The media this year have given tremendous coverage to the plight of Kosovar refugees—and a big boost to the work of resettlement agencies. The agencies’ work, once made difficult by apathy, is now complicated by a tidal wave of public sympathy. Richard Parkins of the Episcopal Migration Ministries claims that “there will not be a sufficient number of refugees for all of the groups that want to be involved in resettlement,” according to a May 26 story in the New York Times.
How times have changed. With previous waves of refugees, relief agencies needed to beat the bushes to round up resettlement help. “I can’t believe it,” World Relief’s Teri Jacobs, editor of the agency’s soon-to-be-launched magazine, exclaimed to Christianity Today. “They’re calling us!” Jacobs credits the interest to U.S. military involvement in the region and to media attention to the plight of Kosovars. Jacobs notes this is the first time the agency, and many others as well, have been involved in resettling people while an exodus was still going on (see “Coming to a Neighborhood Near You,” p. 51).

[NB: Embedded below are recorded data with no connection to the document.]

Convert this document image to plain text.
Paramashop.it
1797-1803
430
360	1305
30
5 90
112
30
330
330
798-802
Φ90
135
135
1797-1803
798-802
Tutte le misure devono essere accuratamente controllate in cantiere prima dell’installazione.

Sponsoring a refugee family is no easy task. It is much more than writing a check, even a large check. Resettled refugees need more than money: they need orientation to a new culture; they need networks of new friends to replace the relationships from which they have been ripped by the hand of crisis. Above all, they need to regain the ability to trust.
It is here that churches have a special role to play. Churches (ideally) are not networks built on social or political affinities, but on a world-view that welcomes every person as a child of God. Hence, congregations can offer the strangers within their gates relationships with professionals and day laborers, educators and students, retirees and children—all persons bringing an offering of themselves to the fragrant sacrifice of hospitality. And churches, being what they are, can offer refugees a place to help others as well as to be helped, to give as well as to be given to.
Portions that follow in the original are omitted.